Although the deep earth tones of the sand and rocks are beautiful in their own way, the addition of these brightly colored wonders make them even more so by the contrast between one lifestyle and another. The hot enduring reds of the cliff faces, the firmly grounded tans with its shimmering heat waves rising up towards the heavens, the occasional dusty burst of color from a flower are the mainstay of this country, but there is always the special place hidden in a shadowed arroyo where water flows slowly and fitfully under the ground and in rare miraculous occurrences on top of it, that allow the trees, especially the cottonwoods to grow and survive, when by the look of the place they shouldn’t be here at all.

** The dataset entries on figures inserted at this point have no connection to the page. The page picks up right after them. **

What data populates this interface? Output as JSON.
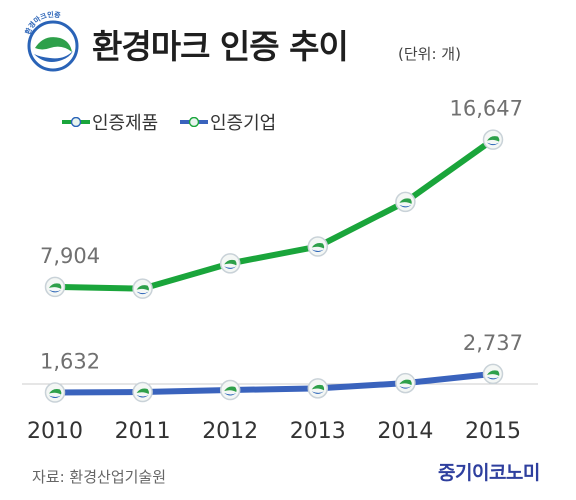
{
  "header": {
    "logo_text": "환경마크인증",
    "title": "환경마크 인증 추이",
    "unit": "(단위: 개)"
  },
  "colors": {
    "series_products": "#1aa53b",
    "series_companies": "#3a63bd",
    "label_text": "#707070",
    "axis": "#cccccc"
  },
  "chart_data": {
    "type": "line",
    "categories": [
      "2010",
      "2011",
      "2012",
      "2013",
      "2014",
      "2015"
    ],
    "series": [
      {
        "name": "인증제품",
        "values": [
          7904,
          7800,
          9300,
          10300,
          12950,
          16647
        ]
      },
      {
        "name": "인증기업",
        "values": [
          1632,
          1660,
          1780,
          1880,
          2190,
          2737
        ]
      }
    ],
    "data_labels": [
      {
        "series": 0,
        "index": 0,
        "text": "7,904"
      },
      {
        "series": 0,
        "index": 5,
        "text": "16,647"
      },
      {
        "series": 1,
        "index": 0,
        "text": "1,632"
      },
      {
        "series": 1,
        "index": 5,
        "text": "2,737"
      }
    ],
    "ylim": [
      0,
      19000
    ],
    "grid": false,
    "legend": "top-left"
  },
  "footer": {
    "source": "자료: 환경산업기술원",
    "brand": "중기이코노미"
  }
}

Such is the case with this image taken in late October in Arches National Park. For the high desert it is cool now, the water coursing along beneath the earth as it has been too hot earlier for it to flow on the surface. The sun has been kinder the last few weeks and the trees noticing, have changed their colors to prepare for winter when all things except the wind and snow and occasional jackrabbit and the coyote following it, stop, and it is quiet and still throughout the dark days and nights of that long season until the warmth of Spring returns and the cycle begins again. But that is still a time in the future, right now when yellow trees shine brightly it is a good time to be alive.